Il est inconcevable de voir un organe militaire sans un organe politique et c’est ce qui a causé notre échec. Donc, il faut que les forces de résistance nationale revoit leur copie et proposer quelque chose de nouveau pour le pays et le peuple tchadien et si les intentions des uns et des autres sont pour un vrai changement alors il faut que Abdelwahid Aboud, Mahamat Nouri et Timane Erdimi doivent accepter de mettre sur pied un organe politique composé de 15 membres seulement, définissant un projet de société cohérent et qui sera dirigé par une personnalité indépendante comme Abakar Tolli, Acheikh Ibn Oumar ou Ali Gadaya dans lequel les trois principaux responsables des trois mouvements seront de conseillers. Il faut associer dans cet organe politique des personnalités de la diaspora tchadienne même si elles n’appartiennent à aucun des trois mouvements et c’est à ce prix là seulement qu’on pourra donner de la crédibilité à notre lutte et chacun se sentira concerner pour apporter sa contribution sinon ça sera un nième échec.
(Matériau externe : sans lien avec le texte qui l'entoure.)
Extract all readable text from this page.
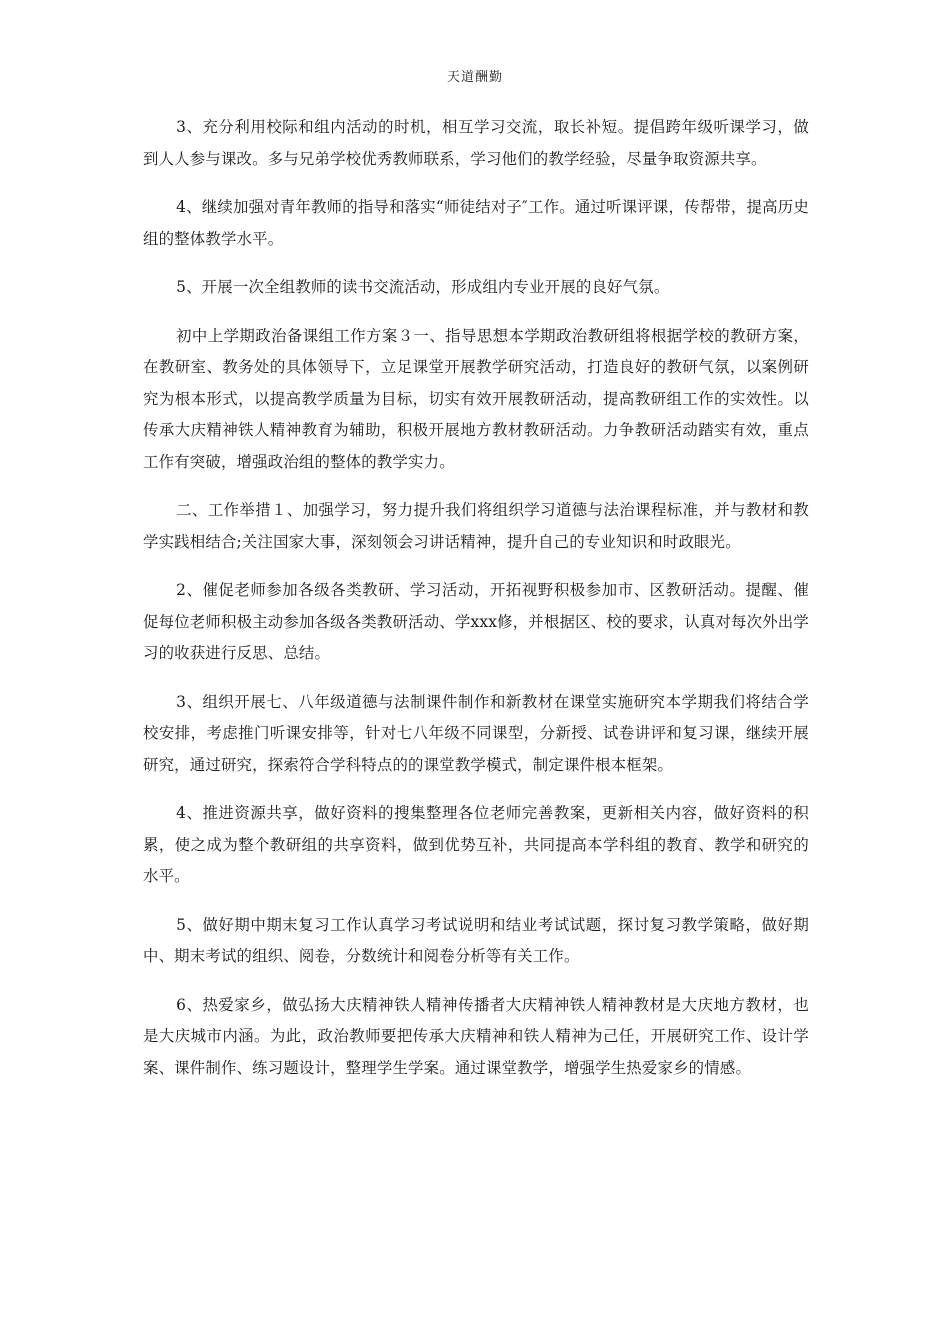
天道酬勤

3、充分利用校际和组内活动的时机，相互学习交流，取长补短。提倡跨年级听课学习，做到人人参与课改。多与兄弟学校优秀教师联系，学习他们的教学经验，尽量争取资源共享。

4、继续加强对青年教师的指导和落实“师徒结对子″工作。通过听课评课，传帮带，提高历史组的整体教学水平。

5、开展一次全组教师的读书交流活动，形成组内专业开展的良好气氛。

初中上学期政治备课组工作方案３一、指导思想本学期政治教研组将根据学校的教研方案，在教研室、教务处的具体领导下，立足课堂开展教学研究活动，打造良好的教研气氛，以案例研究为根本形式，以提高教学质量为目标，切实有效开展教研活动，提高教研组工作的实效性。以传承大庆精神铁人精神教育为辅助，积极开展地方教材教研活动。力争教研活动踏实有效，重点工作有突破，增强政治组的整体的教学实力。

二、工作举措１、加强学习，努力提升我们将组织学习道德与法治课程标准，并与教材和教学实践相结合;关注国家大事，深刻领会习讲话精神，提升自己的专业知识和时政眼光。

2、催促老师参加各级各类教研、学习活动，开拓视野积极参加市、区教研活动。提醒、催促每位老师积极主动参加各级各类教研活动、学xxx修，并根据区、校的要求，认真对每次外出学习的收获进行反思、总结。

3、组织开展七、八年级道德与法制课件制作和新教材在课堂实施研究本学期我们将结合学校安排，考虑推门听课安排等，针对七八年级不同课型，分新授、试卷讲评和复习课，继续开展研究，通过研究，探索符合学科特点的的课堂教学模式，制定课件根本框架。

4、推进资源共享，做好资料的搜集整理各位老师完善教案，更新相关内容，做好资料的积累，使之成为整个教研组的共享资料，做到优势互补，共同提高本学科组的教育、教学和研究的水平。

5、做好期中期末复习工作认真学习考试说明和结业考试试题，探讨复习教学策略，做好期中、期末考试的组织、阅卷，分数统计和阅卷分析等有关工作。

6、热爱家乡，做弘扬大庆精神铁人精神传播者大庆精神铁人精神教材是大庆地方教材，也是大庆城市内涵。为此，政治教师要把传承大庆精神和铁人精神为己任，开展研究工作、设计学案、课件制作、练习题设计，整理学生学案。通过课堂教学，增强学生热爱家乡的情感。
Abdelwahid Aboud, Mahamat Nouri et Timane Erdimi rendront un grand service à ce pays s’ils acceptent de mettre l’intérêt de la nation et de notre peuple au-dessus de leur intérêt personnel et le peuple tchadien leur sera reconnaissant et saura les pardonner le moment venu car il est de nature tolérant de part ses traditions et ses mœurs mais il y a des lignes à ne pas franchir car si on explique l’inexplicable alors on excuse l’inexcusable.